Ugh, this is wrong. If the above kref_put() drops the last reference and
releases the enclave, adding the page to the active page list will result
in a use-after-free as the enclave will have been freed. It also leaks the
EPC page because sgx_encl_destroy() skips pages that are in the process of
being reclaimed (as detected by list_empty()).
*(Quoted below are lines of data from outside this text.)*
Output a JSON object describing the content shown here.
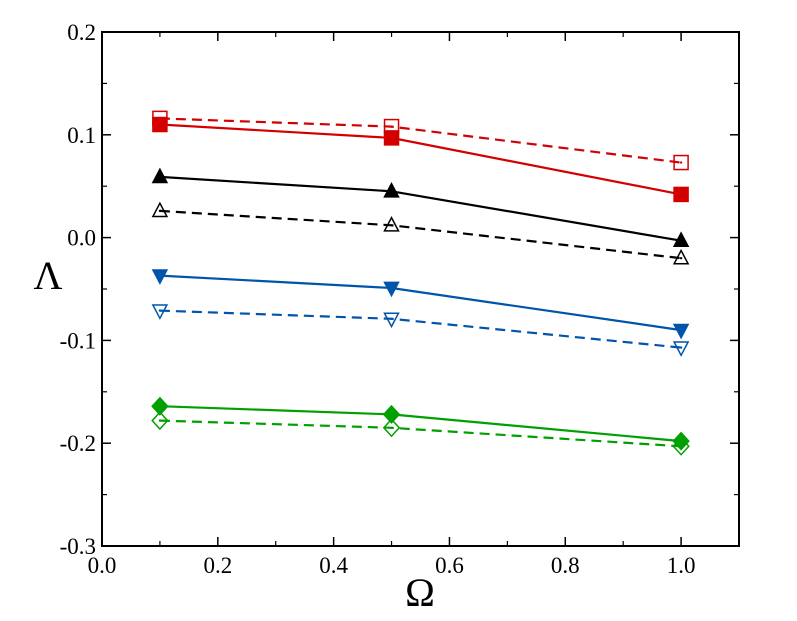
{
  "chart_data": {
    "type": "line",
    "title": "",
    "xlabel": "Ω",
    "ylabel": "Λ",
    "xlim": [
      0.0,
      1.1
    ],
    "ylim": [
      -0.3,
      0.2
    ],
    "x_ticks": [
      0.0,
      0.2,
      0.4,
      0.6,
      0.8,
      1.0
    ],
    "x_tick_labels": [
      "0.0",
      "0.2",
      "0.4",
      "0.6",
      "0.8",
      "1.0"
    ],
    "y_ticks": [
      -0.3,
      -0.2,
      -0.1,
      0.0,
      0.1,
      0.2
    ],
    "y_tick_labels": [
      "-0.3",
      "-0.2",
      "-0.1",
      "0.0",
      "0.1",
      "0.2"
    ],
    "x": [
      0.1,
      0.5,
      1.0
    ],
    "grid": false,
    "legend": "none",
    "series": [
      {
        "name": "red-solid-filled-square",
        "color": "#d40000",
        "dash": "solid",
        "marker": "square",
        "filled": true,
        "values": [
          0.11,
          0.097,
          0.042
        ]
      },
      {
        "name": "red-dashed-open-square",
        "color": "#d40000",
        "dash": "dashed",
        "marker": "square",
        "filled": false,
        "values": [
          0.116,
          0.108,
          0.073
        ]
      },
      {
        "name": "black-solid-filled-triangle-up",
        "color": "#000000",
        "dash": "solid",
        "marker": "triangle-up",
        "filled": true,
        "values": [
          0.059,
          0.045,
          -0.003
        ]
      },
      {
        "name": "black-dashed-open-triangle-up",
        "color": "#000000",
        "dash": "dashed",
        "marker": "triangle-up",
        "filled": false,
        "values": [
          0.026,
          0.012,
          -0.02
        ]
      },
      {
        "name": "blue-solid-filled-triangle-down",
        "color": "#0055aa",
        "dash": "solid",
        "marker": "triangle-down",
        "filled": true,
        "values": [
          -0.037,
          -0.049,
          -0.09
        ]
      },
      {
        "name": "blue-dashed-open-triangle-down",
        "color": "#0055aa",
        "dash": "dashed",
        "marker": "triangle-down",
        "filled": false,
        "values": [
          -0.071,
          -0.079,
          -0.107
        ]
      },
      {
        "name": "green-solid-filled-diamond",
        "color": "#00a000",
        "dash": "solid",
        "marker": "diamond",
        "filled": true,
        "values": [
          -0.164,
          -0.172,
          -0.198
        ]
      },
      {
        "name": "green-dashed-open-diamond",
        "color": "#00a000",
        "dash": "dashed",
        "marker": "diamond",
        "filled": false,
        "values": [
          -0.178,
          -0.185,
          -0.203
        ]
      }
    ]
  }
}
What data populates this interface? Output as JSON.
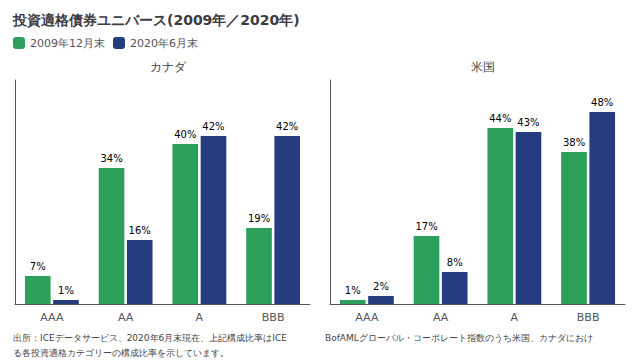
{
  "chart_data": [
    {
      "type": "bar",
      "title": "投資適格債券ユニバース(2009年／2020年)",
      "subtitle": "カナダ",
      "categories": [
        "AAA",
        "AA",
        "A",
        "BBB"
      ],
      "series": [
        {
          "name": "2009年12月末",
          "color": "#2ca05a",
          "values": [
            7,
            34,
            40,
            19
          ],
          "value_labels": [
            "7%",
            "34%",
            "40%",
            "19%"
          ]
        },
        {
          "name": "2020年6月末",
          "color": "#253d7e",
          "values": [
            1,
            16,
            42,
            42
          ],
          "value_labels": [
            "1%",
            "16%",
            "42%",
            "42%"
          ]
        }
      ],
      "ylim": [
        0,
        56
      ],
      "yticks": [],
      "grid": false,
      "legend": "upper left",
      "data_labels": true,
      "tick_labels": "x",
      "annotations": [
        "出所：ICEデータサービス、2020年6月末現在、上記構成比率はICE",
        "BofAMLグローバル・コーポレート指数のうち米国、カナダにおけ",
        "る各投資適格カテゴリーの構成比率を示しています。"
      ]
    },
    {
      "type": "bar",
      "subtitle": "米国",
      "categories": [
        "AAA",
        "AA",
        "A",
        "BBB"
      ],
      "series": [
        {
          "name": "2009年12月末",
          "color": "#2ca05a",
          "values": [
            1,
            17,
            44,
            38
          ],
          "value_labels": [
            "1%",
            "17%",
            "44%",
            "38%"
          ]
        },
        {
          "name": "2020年6月末",
          "color": "#253d7e",
          "values": [
            2,
            8,
            43,
            48
          ],
          "value_labels": [
            "2%",
            "8%",
            "43%",
            "48%"
          ]
        }
      ],
      "ylim": [
        0,
        56
      ],
      "yticks": [],
      "grid": false,
      "data_labels": true,
      "tick_labels": "x"
    }
  ]
}
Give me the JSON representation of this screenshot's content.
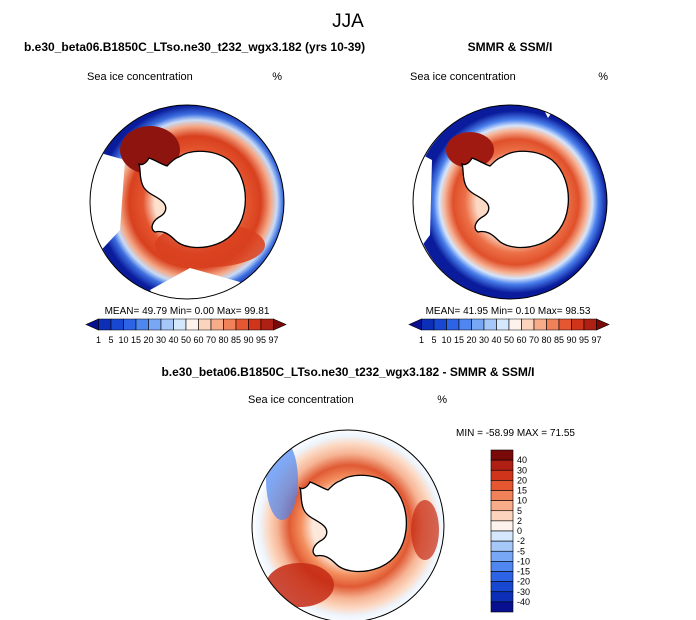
{
  "header": {
    "season": "JJA",
    "model_case": "b.e30_beta06.B1850C_LTso.ne30_t232_wgx3.182 (yrs 10-39)",
    "obs_name": "SMMR & SSM/I",
    "diff_title": "b.e30_beta06.B1850C_LTso.ne30_t232_wgx3.182 - SMMR & SSM/I"
  },
  "panels": {
    "model": {
      "label": "Sea ice concentration",
      "unit": "%",
      "stats": "MEAN=  49.79  Min=   0.00  Max=  99.81"
    },
    "obs": {
      "label": "Sea ice concentration",
      "unit": "%",
      "stats": "MEAN=  41.95  Min=   0.10  Max=  98.53"
    },
    "diff": {
      "label": "Sea ice concentration",
      "unit": "%",
      "stats": "MIN = -58.99 MAX =  71.55"
    }
  },
  "chart_data": [
    {
      "type": "heatmap",
      "title": "b.e30_beta06.B1850C_LTso.ne30_t232_wgx3.182 (yrs 10-39)",
      "variable": "Sea ice concentration",
      "unit": "%",
      "projection": "south polar stereographic",
      "mean": 49.79,
      "min": 0.0,
      "max": 99.81,
      "colorbar_levels": [
        1,
        5,
        10,
        15,
        20,
        30,
        40,
        50,
        60,
        70,
        80,
        85,
        90,
        95,
        97
      ],
      "colorbar_colors": [
        "#08108f",
        "#0b2fb6",
        "#1848d2",
        "#2d64e6",
        "#4f86ef",
        "#78a8f5",
        "#a6c8f9",
        "#d5e7fc",
        "#fdf3ec",
        "#fcd4bd",
        "#f8ac8a",
        "#f08159",
        "#e55730",
        "#d0341a",
        "#b01f13",
        "#7a0a0a"
      ]
    },
    {
      "type": "heatmap",
      "title": "SMMR & SSM/I",
      "variable": "Sea ice concentration",
      "unit": "%",
      "projection": "south polar stereographic",
      "mean": 41.95,
      "min": 0.1,
      "max": 98.53,
      "colorbar_levels": [
        1,
        5,
        10,
        15,
        20,
        30,
        40,
        50,
        60,
        70,
        80,
        85,
        90,
        95,
        97
      ],
      "colorbar_colors": [
        "#08108f",
        "#0b2fb6",
        "#1848d2",
        "#2d64e6",
        "#4f86ef",
        "#78a8f5",
        "#a6c8f9",
        "#d5e7fc",
        "#fdf3ec",
        "#fcd4bd",
        "#f8ac8a",
        "#f08159",
        "#e55730",
        "#d0341a",
        "#b01f13",
        "#7a0a0a"
      ]
    },
    {
      "type": "heatmap",
      "title": "b.e30_beta06.B1850C_LTso.ne30_t232_wgx3.182 - SMMR & SSM/I",
      "variable": "Sea ice concentration",
      "unit": "%",
      "projection": "south polar stereographic",
      "min": -58.99,
      "max": 71.55,
      "colorbar_levels": [
        40,
        30,
        20,
        15,
        10,
        5,
        2,
        0,
        -2,
        -5,
        -10,
        -15,
        -20,
        -30,
        -40
      ],
      "colorbar_colors": [
        "#7a0a0a",
        "#b01f13",
        "#d0341a",
        "#e55730",
        "#f08159",
        "#f8ac8a",
        "#fcd4bd",
        "#fdf3ec",
        "#d5e7fc",
        "#a6c8f9",
        "#78a8f5",
        "#4f86ef",
        "#2d64e6",
        "#1848d2",
        "#0b2fb6",
        "#08108f"
      ]
    }
  ]
}
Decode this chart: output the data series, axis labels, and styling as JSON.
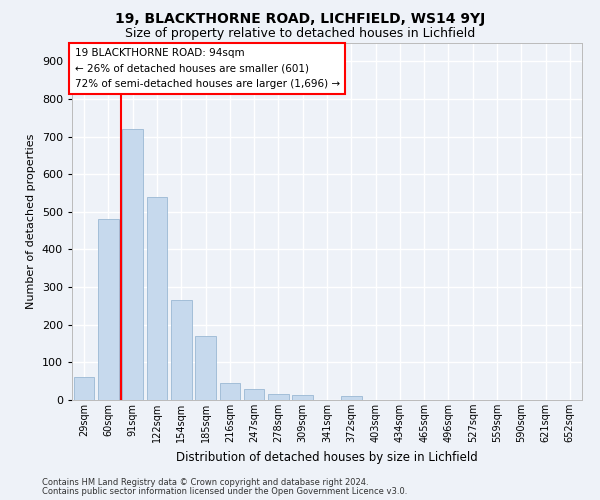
{
  "title1": "19, BLACKTHORNE ROAD, LICHFIELD, WS14 9YJ",
  "title2": "Size of property relative to detached houses in Lichfield",
  "xlabel": "Distribution of detached houses by size in Lichfield",
  "ylabel": "Number of detached properties",
  "categories": [
    "29sqm",
    "60sqm",
    "91sqm",
    "122sqm",
    "154sqm",
    "185sqm",
    "216sqm",
    "247sqm",
    "278sqm",
    "309sqm",
    "341sqm",
    "372sqm",
    "403sqm",
    "434sqm",
    "465sqm",
    "496sqm",
    "527sqm",
    "559sqm",
    "590sqm",
    "621sqm",
    "652sqm"
  ],
  "values": [
    60,
    480,
    720,
    540,
    265,
    170,
    45,
    30,
    15,
    12,
    0,
    10,
    0,
    0,
    0,
    0,
    0,
    0,
    0,
    0,
    0
  ],
  "bar_color": "#c6d9ed",
  "bar_edge_color": "#9ab8d4",
  "annotation_text": "19 BLACKTHORNE ROAD: 94sqm\n← 26% of detached houses are smaller (601)\n72% of semi-detached houses are larger (1,696) →",
  "ylim": [
    0,
    950
  ],
  "yticks": [
    0,
    100,
    200,
    300,
    400,
    500,
    600,
    700,
    800,
    900
  ],
  "footnote1": "Contains HM Land Registry data © Crown copyright and database right 2024.",
  "footnote2": "Contains public sector information licensed under the Open Government Licence v3.0.",
  "bg_color": "#eef2f8",
  "grid_color": "#ffffff",
  "title1_fontsize": 10,
  "title2_fontsize": 9,
  "red_line_index": 1.5
}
The "original" code did the put() after list_add_tail(), but was moved in
v15 to fix a bug where the put() could drop a reference to the wrong enclave
if the page was freed and reallocated by a different CPU between
list_add_tail() and put(). But, that particular bug only occurred because
the code at the time was:

sgx_encl_page_put(epc_page);

I.e. the backpointer in epc_page was consumed after dropping the spin lock.
So long as epc_page->owner (well, epc_page in general) isn't dereferenced,
I'm 99% certain this can be fixed simply by doing kref_put() after moving
the page back to the active page list.

> +
> + chunk[i] = NULL;
> + }
> +
> + for (i = 0; i < cnt; i++) {
> + epc_page = chunk[i];
> + if (epc_page)
> + sgx_reclaimer_block(epc_page);
> + }
> +
> + for (i = 0; i < cnt; i++) {
> + epc_page = chunk[i];
> + if (!epc_page)
> + continue;
> +
> + encl_page = epc_page->owner;
> + sgx_reclaimer_write(epc_page, &backing[i]);
> + sgx_encl_put_backing(&backing[i], true);
> +
> + kref_put(&encl_page->encl->refcount, sgx_encl_release);
> + epc_page->desc &= ~SGX_EPC_PAGE_RECLAIMABLE;
> +
> + section = sgx_epc_section(epc_page);
> + spin_lock(&section->lock);
> + list_add_tail(&epc_page->list, &section->page_list);
> + section->free_cnt++;
> + spin_unlock(&section->lock);
> + }
> +}